Puppeteer
Browser Automation using Node.js and Puppeteer
Installing
To get started with Puppeteer you will need to install it to your package npm i puppeteer
this will install the required packages as well as a Google Chrome instance for Puppeteer
Basic Usage
In general, you will create a new browser
instance, and interact with that instance using the puppeteer api
. A basic example of using Puppeteer to take a screenshot can be seen below which will run a headless browser instance
const puppeteer = require("puppeteer")
;(async () => {
const browser = await puppeteer.launch()
const page = await browser.newPage()
await page.goto("https://www.google.com")
await page.screenshot({ path: "google/index.png" })
await browser.close()
})()
Non-Headless Mode
Some of the settings that are available when creating a browser are the headless:false
and the slow-down speed slowMo
:
const browser = await puppeteer.launch({
headless: false,
slowMo: 250,
})
Screenshots
To navigate, type, and take some screenshots you can see the following:
const puppeteer = require("puppeteer")
const fs = require("fs")
const run = async () => {
const browser = await puppeteer.launch({
headless: false,
slowMo: 150,
defaultViewport: null,
})
const page = await browser.newPage()
await page.goto("https://www.google.com")
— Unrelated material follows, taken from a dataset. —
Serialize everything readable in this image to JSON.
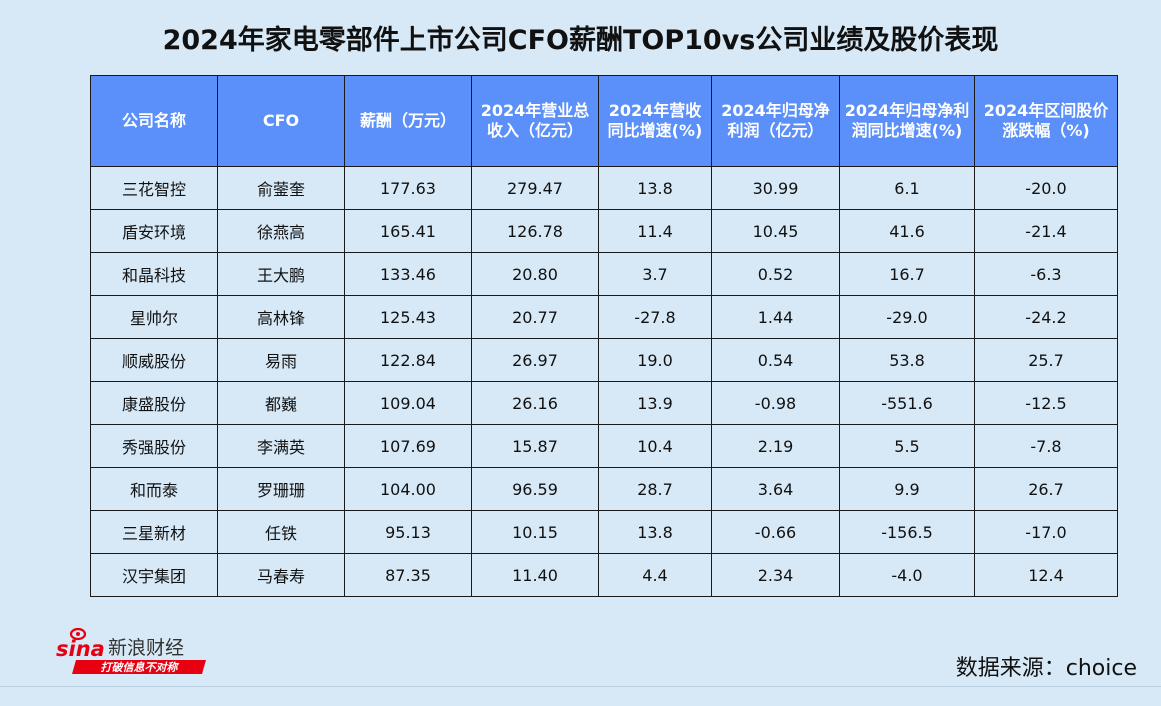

await page.screenshot({ path: "google/index.png" })
await page.type("input[type = text]", "Hello World")
await page.keyboard.press("Enter")
await page.screenshot({ path: "google/search.png" })
const searchText = await page.$eval("*", (el) => el.innerText)
fs.writeFileSync("google/text.txt", searchText)
await browser.close()
}
run()
Running JS Code in the Browser
It can sometimes be useful to execute arbitrary code in browser window that interacts with the DOM, for example replacing some text in the HTML. This can be done by using the .evaluate
function:
await page.evaluate(() => {
document.body.innerHTML = "Hello World" // this will update the DOM
})
Alternatively, the .evaluate
function can also take data to share from the Node.js process to the browser process as a second argument, like so:
const name = "Bob"
const age = 32
await page.evaluate((props) => {
console.log(props.name, props.age) // this will be logged in the browser console
}, { name, age })
Connect to a Running Chrome Instance
To connect to a chrome instance, you can start chrome from your terminal and pass it the following argument:
chrome.exe --remote-debugging-port=9222
The above will work on Windows, use the following for MacOS
/Applications/Google\ Chrome.app/Contents/MacOS/Google\ Chrome --remote-debugging-port=9222
You can also switch out port 9222
for any other port you want, thereafter use puppeteer.connect
instead of puppeteer.launch
like so:
const browser = await puppeteer.connect({
browserURL: `http://localhost:9222`,
slowMo: 250,
});
Again, note that the port can be any port you like